A nova informação amplia o alcance das explicações já dadas por Flávio a respeito da relação com Vorcaro. O senador admitiu ter ido à casa do empresário em São Paulo para, segundo sua versão, encerrar as negociações em torno do financiamento de R$ 134 milhões para o filme “Dark Horse”, produção inspirada na trajetória do ex-presidente Jair Bolsonaro (PL). Agora, o relato de outro encontro, desta vez em Brasília, mostra que a interlocução entre os dois teria sido mais frequente do que inicialmente se sabia.

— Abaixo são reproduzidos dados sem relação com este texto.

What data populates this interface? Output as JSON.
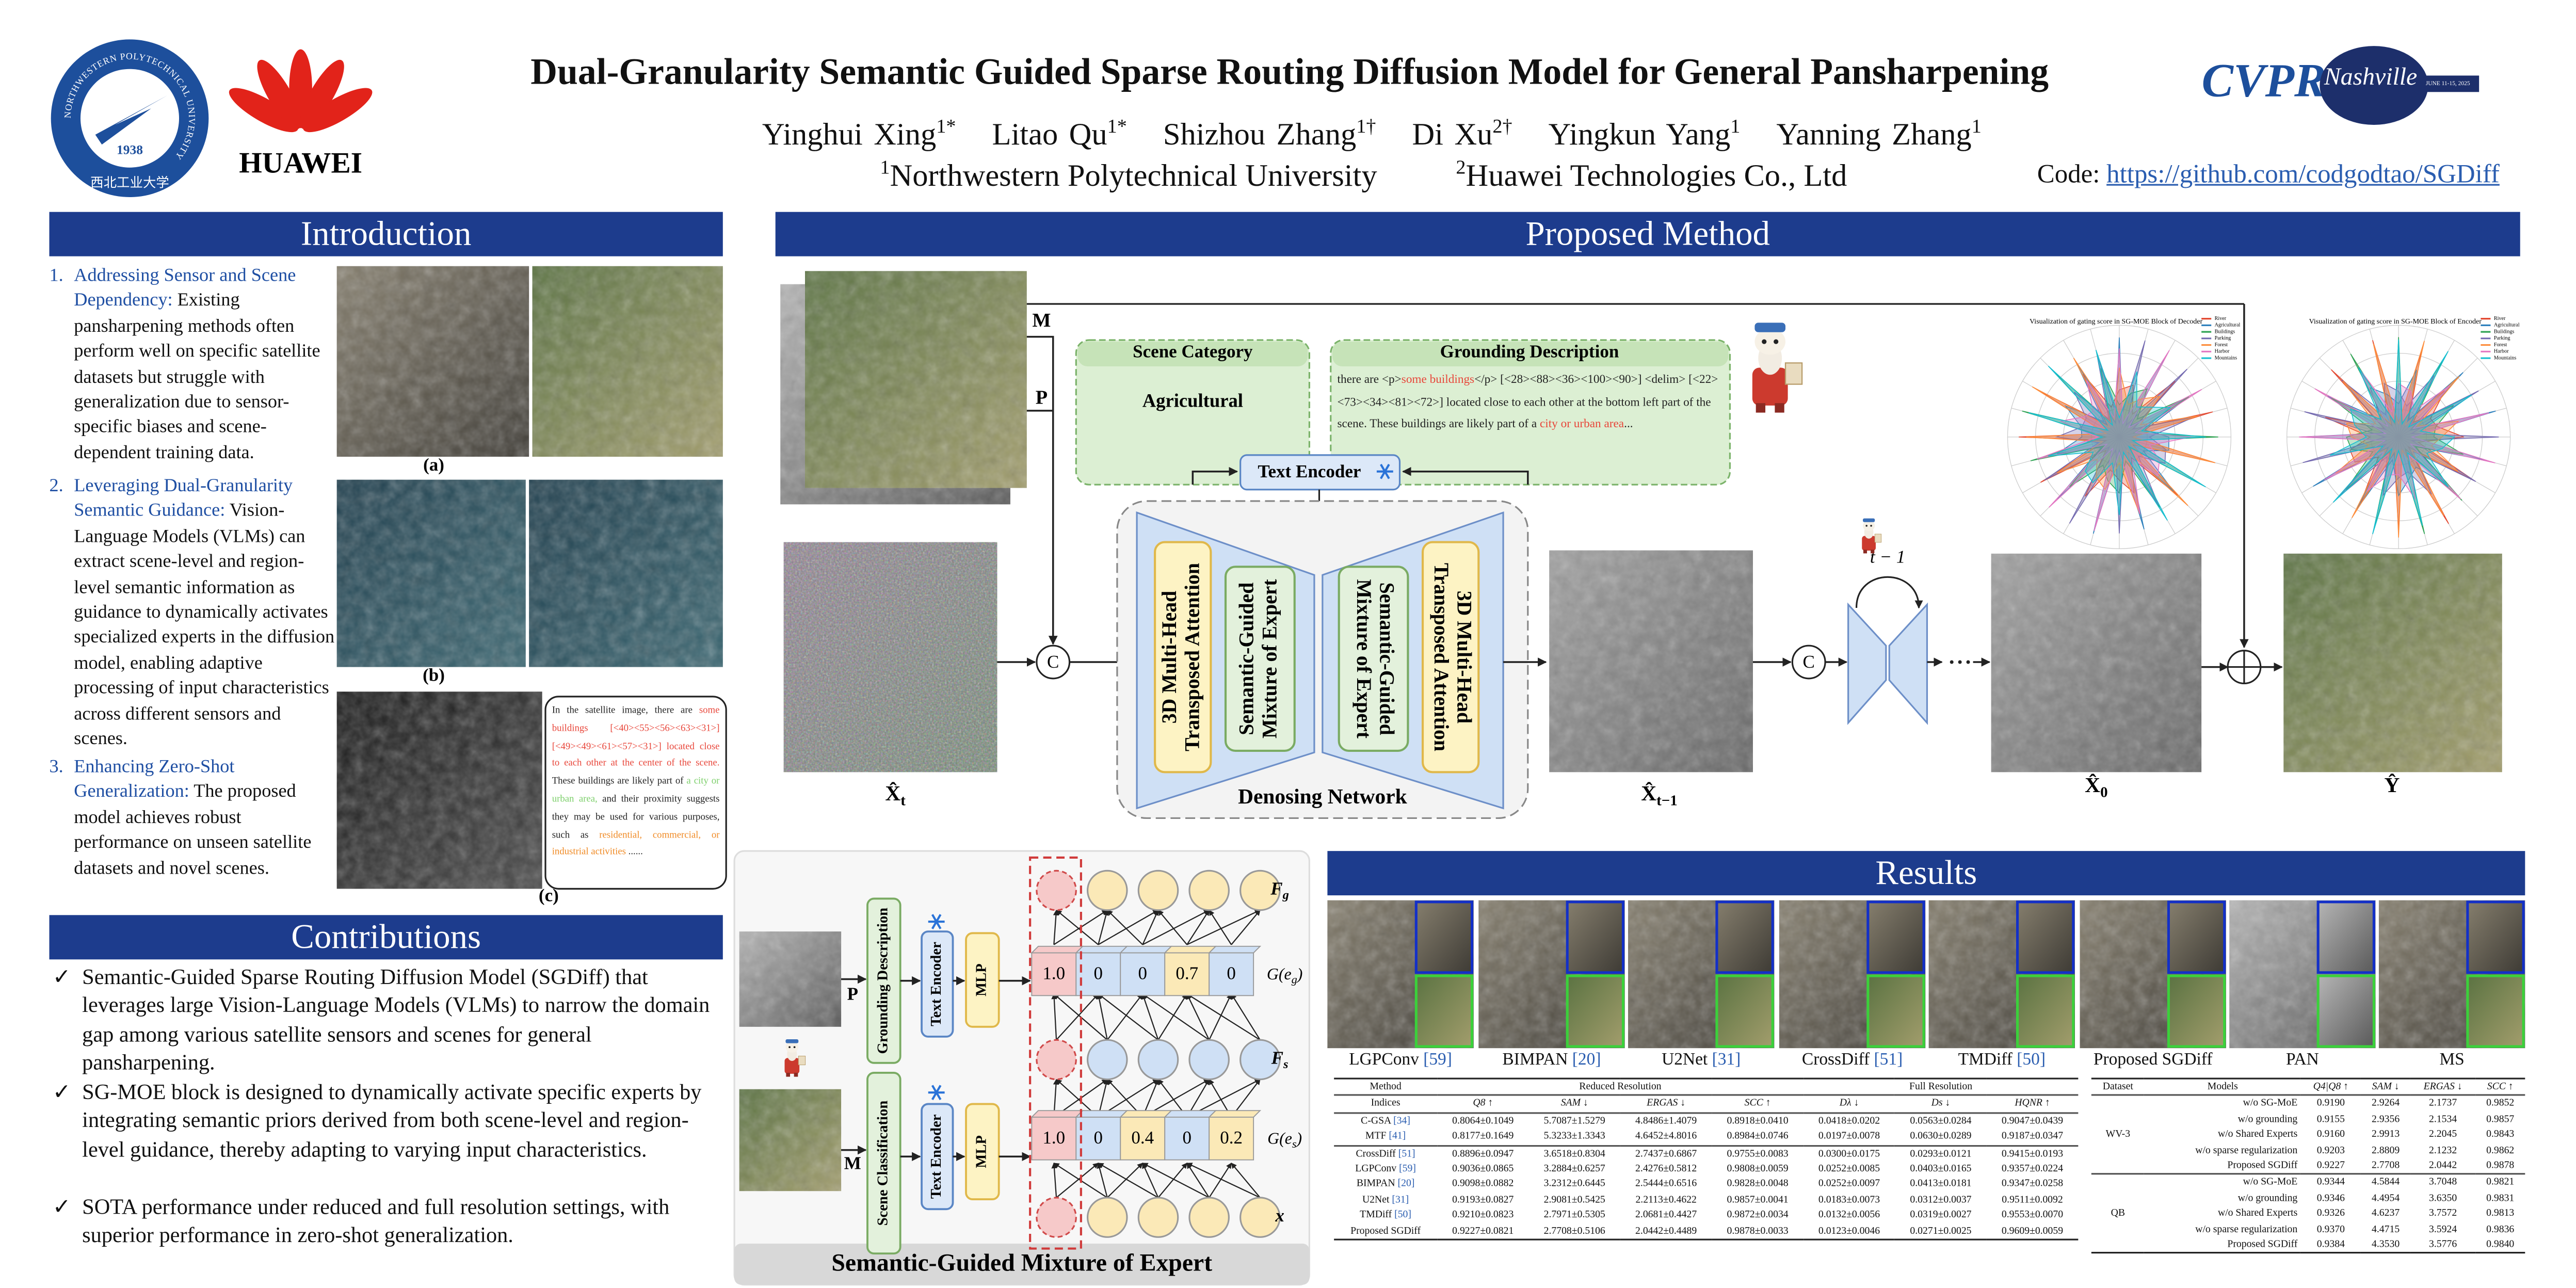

De acordo com a apuração, a reunião na capital federal teria ocorrido a dois, em um ambiente reservado e fora da agenda pública. A mansão alugada por Vorcaro em Brasília se tornou um ponto de circulação de personagens influentes da política, do Judiciário e do mercado financeiro, em meio ao avanço das investigações envolvendo o Banco Master.
O imóvel também teria recebido o ministro Alexandre de Moraes, do Supremo Tribunal Federal, responsável por decisões centrais em processos que atingiram diretamente Jair Bolsonaro e aliados do ex-presidente. A presença de figuras tão distintas no mesmo endereço reforça o peso político da rede de relações construída em torno de Vorcaro antes do agravamento público do escândalo envolvendo o banco.
As conversas entre Flávio e Vorcaro vieram à tona após a divulgação de mensagens e áudios relacionados ao financiamento do filme “Dark Horse”. O projeto, apresentado como uma produção internacional sobre a trajetória de Bolsonaro, passou a ser alvo de questionamentos depois que surgiram registros de cobranças e tratativas financeiras envolvendo o senador e o banqueiro.
Flávio nega irregularidades. Em manifestações públicas, o senador afirma que buscou patrocínio privado para um filme privado, sem uso de dinheiro público e sem oferta de vantagens em troca. Ele também sustenta que conheceu Vorcaro em um período anterior às suspeitas públicas contra o empresário e que não participou de qualquer negociação ligada ao governo.
O caso, porém, coloca novamente sob pressão a relação entre projetos políticos, interesses privados e grandes estruturas financeiras. Em um país cansado da disputa permanente entre lulismo e bolsonarismo, revelações desse tipo alimentam a cobrança por transparência, responsabilidade pública e distância entre campanhas, negócios milionários e personagens investigados.